Is there a way to tell what shards only exist on one node?

It's okay.. under "prirep" column, it tells you the shard number. If you go to the path.data location, you'll see the index name then "shard number" there too.

So are you concerning about data1 and data3 holding more shards than data2 and data4? With 3 shards, 1 replica in 4 data-node setup, it's kind of hard for ES to distribute them "evenly" as you said. If you don't want a shard on a specific node, I think you have to move it yourself unless when you re-index the data into a new index with 4 shards and 1 replica.

Sorry, I think I may not have communicated the issue fully.

The issue is that data3 is using ~400GB more data than data1, data2, and data4 (which are all relatively close to equal usage)

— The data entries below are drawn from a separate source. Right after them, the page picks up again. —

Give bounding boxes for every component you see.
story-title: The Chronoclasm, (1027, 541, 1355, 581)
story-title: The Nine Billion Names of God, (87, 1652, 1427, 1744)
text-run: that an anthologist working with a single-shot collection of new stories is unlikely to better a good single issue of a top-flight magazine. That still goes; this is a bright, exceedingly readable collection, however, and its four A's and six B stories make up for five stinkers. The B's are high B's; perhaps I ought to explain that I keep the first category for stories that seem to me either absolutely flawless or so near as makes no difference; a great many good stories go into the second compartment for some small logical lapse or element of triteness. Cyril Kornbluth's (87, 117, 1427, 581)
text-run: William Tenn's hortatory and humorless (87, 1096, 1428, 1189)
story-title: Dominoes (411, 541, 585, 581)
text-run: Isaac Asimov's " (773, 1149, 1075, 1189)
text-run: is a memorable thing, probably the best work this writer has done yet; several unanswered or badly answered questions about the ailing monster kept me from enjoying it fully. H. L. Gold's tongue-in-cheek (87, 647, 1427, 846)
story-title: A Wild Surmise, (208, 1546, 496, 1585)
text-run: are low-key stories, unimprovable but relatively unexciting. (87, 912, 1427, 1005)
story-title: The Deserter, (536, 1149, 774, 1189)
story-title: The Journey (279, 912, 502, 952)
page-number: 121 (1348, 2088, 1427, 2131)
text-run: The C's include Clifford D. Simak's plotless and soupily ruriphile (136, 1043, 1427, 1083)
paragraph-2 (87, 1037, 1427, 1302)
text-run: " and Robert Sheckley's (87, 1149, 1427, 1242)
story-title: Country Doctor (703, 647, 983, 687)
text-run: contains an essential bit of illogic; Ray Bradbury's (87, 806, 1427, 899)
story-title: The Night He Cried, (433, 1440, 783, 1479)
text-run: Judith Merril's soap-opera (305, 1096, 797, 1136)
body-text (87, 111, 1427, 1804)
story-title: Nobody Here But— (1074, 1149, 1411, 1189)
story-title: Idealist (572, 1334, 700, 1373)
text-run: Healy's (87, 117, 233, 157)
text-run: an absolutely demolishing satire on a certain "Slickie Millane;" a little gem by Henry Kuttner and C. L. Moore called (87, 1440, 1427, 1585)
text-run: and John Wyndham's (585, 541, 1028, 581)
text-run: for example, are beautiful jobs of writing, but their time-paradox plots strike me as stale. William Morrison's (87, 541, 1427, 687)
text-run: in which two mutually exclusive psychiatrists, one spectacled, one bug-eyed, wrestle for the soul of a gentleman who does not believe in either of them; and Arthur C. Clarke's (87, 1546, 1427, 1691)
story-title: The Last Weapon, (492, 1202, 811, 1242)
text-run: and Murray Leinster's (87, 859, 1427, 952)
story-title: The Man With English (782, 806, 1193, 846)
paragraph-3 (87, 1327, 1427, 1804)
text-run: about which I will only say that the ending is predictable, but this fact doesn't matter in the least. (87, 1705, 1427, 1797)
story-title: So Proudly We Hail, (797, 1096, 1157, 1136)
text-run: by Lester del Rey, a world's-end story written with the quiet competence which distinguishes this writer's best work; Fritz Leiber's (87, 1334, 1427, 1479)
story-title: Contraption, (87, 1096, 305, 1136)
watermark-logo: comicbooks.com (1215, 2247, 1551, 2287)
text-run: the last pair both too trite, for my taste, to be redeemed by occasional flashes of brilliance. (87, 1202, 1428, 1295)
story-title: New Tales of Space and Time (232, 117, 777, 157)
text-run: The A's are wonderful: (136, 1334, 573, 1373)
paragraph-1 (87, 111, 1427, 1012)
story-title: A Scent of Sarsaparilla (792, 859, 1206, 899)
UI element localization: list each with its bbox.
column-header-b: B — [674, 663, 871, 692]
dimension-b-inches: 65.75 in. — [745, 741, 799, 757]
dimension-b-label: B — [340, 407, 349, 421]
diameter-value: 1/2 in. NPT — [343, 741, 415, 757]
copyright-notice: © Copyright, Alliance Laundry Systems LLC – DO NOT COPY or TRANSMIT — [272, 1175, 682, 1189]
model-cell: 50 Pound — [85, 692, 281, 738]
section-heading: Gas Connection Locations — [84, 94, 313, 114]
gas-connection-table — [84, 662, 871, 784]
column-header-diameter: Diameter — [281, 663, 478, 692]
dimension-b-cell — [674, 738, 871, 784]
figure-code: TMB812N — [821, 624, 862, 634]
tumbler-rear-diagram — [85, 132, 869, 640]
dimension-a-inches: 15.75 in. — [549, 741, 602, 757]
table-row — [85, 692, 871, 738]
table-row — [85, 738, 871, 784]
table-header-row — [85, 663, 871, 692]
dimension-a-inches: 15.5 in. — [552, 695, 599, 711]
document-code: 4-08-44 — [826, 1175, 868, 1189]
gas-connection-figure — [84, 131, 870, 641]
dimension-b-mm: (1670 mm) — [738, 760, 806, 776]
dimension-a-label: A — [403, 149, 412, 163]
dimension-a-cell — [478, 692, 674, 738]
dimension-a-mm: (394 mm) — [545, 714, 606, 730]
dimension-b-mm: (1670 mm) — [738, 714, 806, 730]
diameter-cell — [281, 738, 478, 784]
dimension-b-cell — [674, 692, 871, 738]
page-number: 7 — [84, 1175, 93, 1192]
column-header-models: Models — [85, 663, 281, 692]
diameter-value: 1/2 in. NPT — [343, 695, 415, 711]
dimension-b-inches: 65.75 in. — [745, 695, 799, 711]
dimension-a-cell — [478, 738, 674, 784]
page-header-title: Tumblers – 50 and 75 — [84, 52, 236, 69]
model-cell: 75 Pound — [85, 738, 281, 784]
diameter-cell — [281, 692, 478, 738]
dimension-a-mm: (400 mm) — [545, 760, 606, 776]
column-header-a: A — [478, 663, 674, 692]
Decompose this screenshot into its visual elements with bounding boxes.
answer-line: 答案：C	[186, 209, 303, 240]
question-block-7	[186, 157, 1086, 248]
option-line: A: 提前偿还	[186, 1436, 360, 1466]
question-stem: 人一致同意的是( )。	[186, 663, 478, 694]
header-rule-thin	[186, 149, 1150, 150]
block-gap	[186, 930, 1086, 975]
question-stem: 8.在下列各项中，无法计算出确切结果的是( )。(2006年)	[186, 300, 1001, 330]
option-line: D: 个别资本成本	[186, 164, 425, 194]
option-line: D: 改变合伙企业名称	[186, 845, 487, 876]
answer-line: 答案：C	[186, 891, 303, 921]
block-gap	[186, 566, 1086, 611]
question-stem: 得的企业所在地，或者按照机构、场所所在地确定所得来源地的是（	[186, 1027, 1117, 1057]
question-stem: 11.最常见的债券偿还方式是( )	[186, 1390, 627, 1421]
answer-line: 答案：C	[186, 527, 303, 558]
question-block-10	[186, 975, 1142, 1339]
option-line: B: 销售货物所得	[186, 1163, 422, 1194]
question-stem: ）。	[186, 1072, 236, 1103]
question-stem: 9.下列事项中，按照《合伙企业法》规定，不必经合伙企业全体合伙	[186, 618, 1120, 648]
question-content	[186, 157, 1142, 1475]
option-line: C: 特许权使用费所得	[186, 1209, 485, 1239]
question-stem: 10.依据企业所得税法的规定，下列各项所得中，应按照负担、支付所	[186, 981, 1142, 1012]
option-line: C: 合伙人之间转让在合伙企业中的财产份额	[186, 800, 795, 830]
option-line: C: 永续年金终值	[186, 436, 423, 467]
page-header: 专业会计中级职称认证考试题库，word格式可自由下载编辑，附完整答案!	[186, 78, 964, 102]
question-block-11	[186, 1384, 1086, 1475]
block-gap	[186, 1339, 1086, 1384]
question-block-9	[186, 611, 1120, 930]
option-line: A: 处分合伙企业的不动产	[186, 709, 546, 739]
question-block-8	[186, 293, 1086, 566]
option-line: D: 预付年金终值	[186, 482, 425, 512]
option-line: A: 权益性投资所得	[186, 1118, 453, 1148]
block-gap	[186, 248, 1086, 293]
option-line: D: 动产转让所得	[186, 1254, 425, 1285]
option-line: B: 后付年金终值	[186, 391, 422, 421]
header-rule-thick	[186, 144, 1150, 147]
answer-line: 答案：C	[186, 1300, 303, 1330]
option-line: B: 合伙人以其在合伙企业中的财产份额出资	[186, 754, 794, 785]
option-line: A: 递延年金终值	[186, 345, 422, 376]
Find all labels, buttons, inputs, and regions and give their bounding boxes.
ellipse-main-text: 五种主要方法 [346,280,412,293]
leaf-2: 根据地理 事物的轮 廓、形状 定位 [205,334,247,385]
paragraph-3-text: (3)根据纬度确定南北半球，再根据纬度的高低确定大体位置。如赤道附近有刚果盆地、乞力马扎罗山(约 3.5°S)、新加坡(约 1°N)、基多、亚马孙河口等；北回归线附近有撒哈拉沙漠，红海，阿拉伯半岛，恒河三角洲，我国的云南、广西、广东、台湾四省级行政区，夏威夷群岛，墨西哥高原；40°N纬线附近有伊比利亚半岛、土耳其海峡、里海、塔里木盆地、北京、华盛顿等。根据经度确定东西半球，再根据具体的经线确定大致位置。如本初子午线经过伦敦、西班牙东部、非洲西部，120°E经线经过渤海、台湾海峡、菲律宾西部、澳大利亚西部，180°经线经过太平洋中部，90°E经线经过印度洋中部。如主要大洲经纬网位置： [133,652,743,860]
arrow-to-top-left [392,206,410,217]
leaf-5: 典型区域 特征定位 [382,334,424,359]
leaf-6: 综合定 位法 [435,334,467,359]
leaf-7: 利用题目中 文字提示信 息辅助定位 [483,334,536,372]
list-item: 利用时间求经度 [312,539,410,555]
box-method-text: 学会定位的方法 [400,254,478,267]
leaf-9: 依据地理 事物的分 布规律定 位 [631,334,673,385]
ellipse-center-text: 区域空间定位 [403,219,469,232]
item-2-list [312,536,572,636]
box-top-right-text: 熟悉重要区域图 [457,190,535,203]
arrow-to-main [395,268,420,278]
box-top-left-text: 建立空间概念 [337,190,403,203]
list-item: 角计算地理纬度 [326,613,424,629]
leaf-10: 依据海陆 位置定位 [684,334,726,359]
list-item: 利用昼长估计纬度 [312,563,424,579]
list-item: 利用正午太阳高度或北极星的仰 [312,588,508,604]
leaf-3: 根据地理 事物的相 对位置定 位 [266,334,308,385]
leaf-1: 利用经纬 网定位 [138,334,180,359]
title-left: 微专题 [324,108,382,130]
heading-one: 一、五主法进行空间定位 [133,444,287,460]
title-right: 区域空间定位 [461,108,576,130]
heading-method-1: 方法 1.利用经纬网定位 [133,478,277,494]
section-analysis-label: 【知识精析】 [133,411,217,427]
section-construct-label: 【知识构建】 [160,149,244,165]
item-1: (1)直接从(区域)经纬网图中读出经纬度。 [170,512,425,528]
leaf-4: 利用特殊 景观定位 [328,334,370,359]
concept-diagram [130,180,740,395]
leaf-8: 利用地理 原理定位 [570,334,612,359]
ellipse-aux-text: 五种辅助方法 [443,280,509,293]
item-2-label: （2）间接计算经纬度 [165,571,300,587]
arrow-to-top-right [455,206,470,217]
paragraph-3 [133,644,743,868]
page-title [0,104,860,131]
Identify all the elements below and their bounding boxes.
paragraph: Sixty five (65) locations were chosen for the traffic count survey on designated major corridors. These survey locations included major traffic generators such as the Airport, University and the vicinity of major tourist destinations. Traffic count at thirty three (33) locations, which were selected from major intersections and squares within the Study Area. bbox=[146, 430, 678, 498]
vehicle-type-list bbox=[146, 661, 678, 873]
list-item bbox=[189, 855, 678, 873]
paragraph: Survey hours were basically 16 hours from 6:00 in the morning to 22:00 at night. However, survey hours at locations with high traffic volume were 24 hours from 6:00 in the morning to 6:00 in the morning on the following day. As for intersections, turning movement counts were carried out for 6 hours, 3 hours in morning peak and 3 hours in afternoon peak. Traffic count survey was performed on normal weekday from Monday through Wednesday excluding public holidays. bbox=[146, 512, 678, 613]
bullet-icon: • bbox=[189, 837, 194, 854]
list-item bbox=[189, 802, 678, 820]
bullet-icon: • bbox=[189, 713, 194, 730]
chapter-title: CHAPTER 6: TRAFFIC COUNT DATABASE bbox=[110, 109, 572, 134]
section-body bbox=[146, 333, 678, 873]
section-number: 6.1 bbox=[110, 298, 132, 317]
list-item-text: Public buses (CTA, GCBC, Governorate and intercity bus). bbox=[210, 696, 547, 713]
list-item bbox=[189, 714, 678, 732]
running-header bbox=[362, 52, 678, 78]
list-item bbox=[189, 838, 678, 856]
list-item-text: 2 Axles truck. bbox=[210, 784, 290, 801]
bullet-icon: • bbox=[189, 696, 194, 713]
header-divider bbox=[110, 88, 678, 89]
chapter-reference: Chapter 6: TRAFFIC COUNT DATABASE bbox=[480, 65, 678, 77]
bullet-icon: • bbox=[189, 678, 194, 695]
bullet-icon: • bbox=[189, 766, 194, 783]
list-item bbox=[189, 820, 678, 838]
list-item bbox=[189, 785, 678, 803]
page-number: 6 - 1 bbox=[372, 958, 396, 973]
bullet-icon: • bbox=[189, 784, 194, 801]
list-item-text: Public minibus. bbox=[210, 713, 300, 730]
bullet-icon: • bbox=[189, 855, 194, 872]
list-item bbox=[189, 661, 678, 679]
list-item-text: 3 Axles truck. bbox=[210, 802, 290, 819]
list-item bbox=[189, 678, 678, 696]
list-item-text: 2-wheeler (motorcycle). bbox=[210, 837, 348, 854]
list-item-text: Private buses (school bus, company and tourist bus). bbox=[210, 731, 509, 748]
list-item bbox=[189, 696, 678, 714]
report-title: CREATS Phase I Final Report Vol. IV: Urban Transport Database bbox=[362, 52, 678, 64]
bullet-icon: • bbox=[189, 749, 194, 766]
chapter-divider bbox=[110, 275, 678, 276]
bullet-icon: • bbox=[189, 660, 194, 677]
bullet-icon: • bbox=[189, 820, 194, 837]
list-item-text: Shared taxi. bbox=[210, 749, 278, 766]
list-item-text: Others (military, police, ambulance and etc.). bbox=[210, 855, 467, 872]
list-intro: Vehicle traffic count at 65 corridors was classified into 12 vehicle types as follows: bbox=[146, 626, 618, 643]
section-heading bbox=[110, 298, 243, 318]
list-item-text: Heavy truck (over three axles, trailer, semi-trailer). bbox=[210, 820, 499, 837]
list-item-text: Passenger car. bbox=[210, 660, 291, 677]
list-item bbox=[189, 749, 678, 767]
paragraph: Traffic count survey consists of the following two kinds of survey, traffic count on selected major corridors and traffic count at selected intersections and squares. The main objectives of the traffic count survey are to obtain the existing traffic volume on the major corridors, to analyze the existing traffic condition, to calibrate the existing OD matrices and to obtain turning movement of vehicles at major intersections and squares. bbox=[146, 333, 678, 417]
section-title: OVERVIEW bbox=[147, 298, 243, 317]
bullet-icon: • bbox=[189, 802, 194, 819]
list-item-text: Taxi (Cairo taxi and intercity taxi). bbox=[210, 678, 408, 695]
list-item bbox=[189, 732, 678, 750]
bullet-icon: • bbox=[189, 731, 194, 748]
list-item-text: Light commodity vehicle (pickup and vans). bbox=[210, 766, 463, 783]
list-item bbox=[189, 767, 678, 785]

We have approximately 15 indexes per day, and the distribution to data nodes via a spot check across random indexes seems to be fine. I'm going to try and analyze in more detail to see if there is a pattern of indexes that are only on data3 or more heavily favor data3.

Thanks for your help

As a follow-up, I've done some analysis by parsing all shards from all indices via the _cat APIs and made a list of which indices don't have at least 1 shard per data node, and indices which only have shards on one node. There were none for either test.

The overall shard count is also within 15 on all 4 nodes, yet there are still several hundred more gigabytes of data used on "data3" than on any of data1, data2, or data4.

Any other thoughts or insights would be greatly appreciated

You can check the number of segments per shard and/or try to merge them.